Once upon a time, you stood on an empty stage. Space surrounded you: stage left, stage right, upstage, downstage. Just you and the space and the lights and possibility. You longed to fill the space: the air with music, the stage with dance. The dance was for you and you alone, regardless of who might be there watching. There were no rules, only technique, and the technique had been drilled into you so often that your muscles retained it in their memory. The dance was automatic.
Once upon a time, you stood in a wide open piazza, bordered by tall buildings, a fountain, a tower, cafes. People and pigeons traversed the bricks, unchoreographed, uncaring. You longed to join them, to become one with their movement and their language, indistinguishable in the mix. You looked like one of them. People would even ask you for directions. But the words tumbled in your mouth, strange and broken. They were unruly birds, these words, flapping their wings and flying away before anyone could know what they were supposed to be or do. Deep in your heart, you knew you were an imposter.
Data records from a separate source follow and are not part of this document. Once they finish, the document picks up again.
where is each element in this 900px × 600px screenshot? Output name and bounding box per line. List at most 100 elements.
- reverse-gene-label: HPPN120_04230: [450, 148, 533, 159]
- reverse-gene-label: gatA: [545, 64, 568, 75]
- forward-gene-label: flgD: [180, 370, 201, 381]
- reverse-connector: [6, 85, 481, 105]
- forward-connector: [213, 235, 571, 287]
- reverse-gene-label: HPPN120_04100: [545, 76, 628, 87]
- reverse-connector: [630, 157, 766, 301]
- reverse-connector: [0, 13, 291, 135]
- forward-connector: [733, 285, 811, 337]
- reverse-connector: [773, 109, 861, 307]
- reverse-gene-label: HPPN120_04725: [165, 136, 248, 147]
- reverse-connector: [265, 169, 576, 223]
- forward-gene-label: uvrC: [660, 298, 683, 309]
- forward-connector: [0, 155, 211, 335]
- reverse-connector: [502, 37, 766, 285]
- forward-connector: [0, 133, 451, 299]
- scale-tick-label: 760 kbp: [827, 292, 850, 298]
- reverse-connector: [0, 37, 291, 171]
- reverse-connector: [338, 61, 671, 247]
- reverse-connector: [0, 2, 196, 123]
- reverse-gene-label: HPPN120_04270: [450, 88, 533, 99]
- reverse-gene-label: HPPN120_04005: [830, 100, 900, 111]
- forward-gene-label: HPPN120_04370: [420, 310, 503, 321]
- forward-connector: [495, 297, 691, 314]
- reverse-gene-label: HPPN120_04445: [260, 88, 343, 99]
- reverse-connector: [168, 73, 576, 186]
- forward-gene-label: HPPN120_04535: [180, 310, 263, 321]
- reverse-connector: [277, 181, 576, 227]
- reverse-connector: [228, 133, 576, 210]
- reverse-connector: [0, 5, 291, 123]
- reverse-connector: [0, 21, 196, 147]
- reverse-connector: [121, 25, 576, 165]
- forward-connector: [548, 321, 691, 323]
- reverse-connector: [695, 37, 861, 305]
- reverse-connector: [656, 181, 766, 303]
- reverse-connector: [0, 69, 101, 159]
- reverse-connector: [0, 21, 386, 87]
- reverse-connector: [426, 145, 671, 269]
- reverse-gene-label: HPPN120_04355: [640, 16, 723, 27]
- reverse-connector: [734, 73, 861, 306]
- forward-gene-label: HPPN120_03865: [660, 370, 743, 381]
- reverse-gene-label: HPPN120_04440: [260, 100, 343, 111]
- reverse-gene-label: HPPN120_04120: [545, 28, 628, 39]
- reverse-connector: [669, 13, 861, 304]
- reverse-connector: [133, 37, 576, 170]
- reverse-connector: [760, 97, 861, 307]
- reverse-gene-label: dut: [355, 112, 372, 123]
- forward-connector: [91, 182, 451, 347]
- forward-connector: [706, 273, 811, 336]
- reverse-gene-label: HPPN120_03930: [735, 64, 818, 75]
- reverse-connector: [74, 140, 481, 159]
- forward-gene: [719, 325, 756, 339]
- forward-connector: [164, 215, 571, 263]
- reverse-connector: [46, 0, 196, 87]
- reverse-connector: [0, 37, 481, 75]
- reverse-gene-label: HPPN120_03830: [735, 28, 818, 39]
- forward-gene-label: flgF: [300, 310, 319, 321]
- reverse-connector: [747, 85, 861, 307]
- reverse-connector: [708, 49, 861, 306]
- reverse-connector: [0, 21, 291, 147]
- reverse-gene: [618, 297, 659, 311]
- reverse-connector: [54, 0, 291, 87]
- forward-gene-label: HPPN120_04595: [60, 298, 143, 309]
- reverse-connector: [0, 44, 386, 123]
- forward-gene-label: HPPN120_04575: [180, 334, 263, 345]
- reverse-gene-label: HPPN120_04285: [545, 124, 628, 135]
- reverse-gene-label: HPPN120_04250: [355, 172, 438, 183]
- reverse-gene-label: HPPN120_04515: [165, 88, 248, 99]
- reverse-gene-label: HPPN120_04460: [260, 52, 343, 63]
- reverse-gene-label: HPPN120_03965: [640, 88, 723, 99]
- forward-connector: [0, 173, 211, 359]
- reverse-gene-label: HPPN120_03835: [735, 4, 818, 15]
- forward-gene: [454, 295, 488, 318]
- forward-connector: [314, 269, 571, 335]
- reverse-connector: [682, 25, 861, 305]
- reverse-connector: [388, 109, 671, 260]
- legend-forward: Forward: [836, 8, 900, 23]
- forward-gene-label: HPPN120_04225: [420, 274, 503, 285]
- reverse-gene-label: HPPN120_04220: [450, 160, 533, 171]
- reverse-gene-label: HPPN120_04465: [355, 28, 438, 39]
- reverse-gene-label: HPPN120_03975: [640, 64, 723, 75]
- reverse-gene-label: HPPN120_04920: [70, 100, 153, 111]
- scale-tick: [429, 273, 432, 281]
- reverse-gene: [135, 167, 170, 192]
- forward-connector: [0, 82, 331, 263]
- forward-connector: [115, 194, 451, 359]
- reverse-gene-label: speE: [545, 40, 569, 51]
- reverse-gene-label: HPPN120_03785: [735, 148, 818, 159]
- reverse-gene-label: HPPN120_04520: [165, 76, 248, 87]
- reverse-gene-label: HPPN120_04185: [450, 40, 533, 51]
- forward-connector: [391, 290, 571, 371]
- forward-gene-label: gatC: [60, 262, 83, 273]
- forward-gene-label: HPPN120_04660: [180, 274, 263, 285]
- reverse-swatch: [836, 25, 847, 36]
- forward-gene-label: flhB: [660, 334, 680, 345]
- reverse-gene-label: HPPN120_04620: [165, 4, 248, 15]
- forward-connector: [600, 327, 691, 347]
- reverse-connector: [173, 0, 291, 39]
Now you sit before a blank page. You climb up onto it, walk from edge to edge. You peek over the side. It’s a long way down. There’s nothing here to hinder you, nothing to make you pause. You turn around, staring at the snowy expanse before you. It’s rather scary, all that openness, all that possibility. You lie down on it, roll around. Wish for some sort of texture or geographical feature. A path, perhaps. A hill to climb, or even just an unruly bird to keep you company.
But there’s nothing there.
Just you and the blank page and the hope that some quintessential part of you remembers what to do.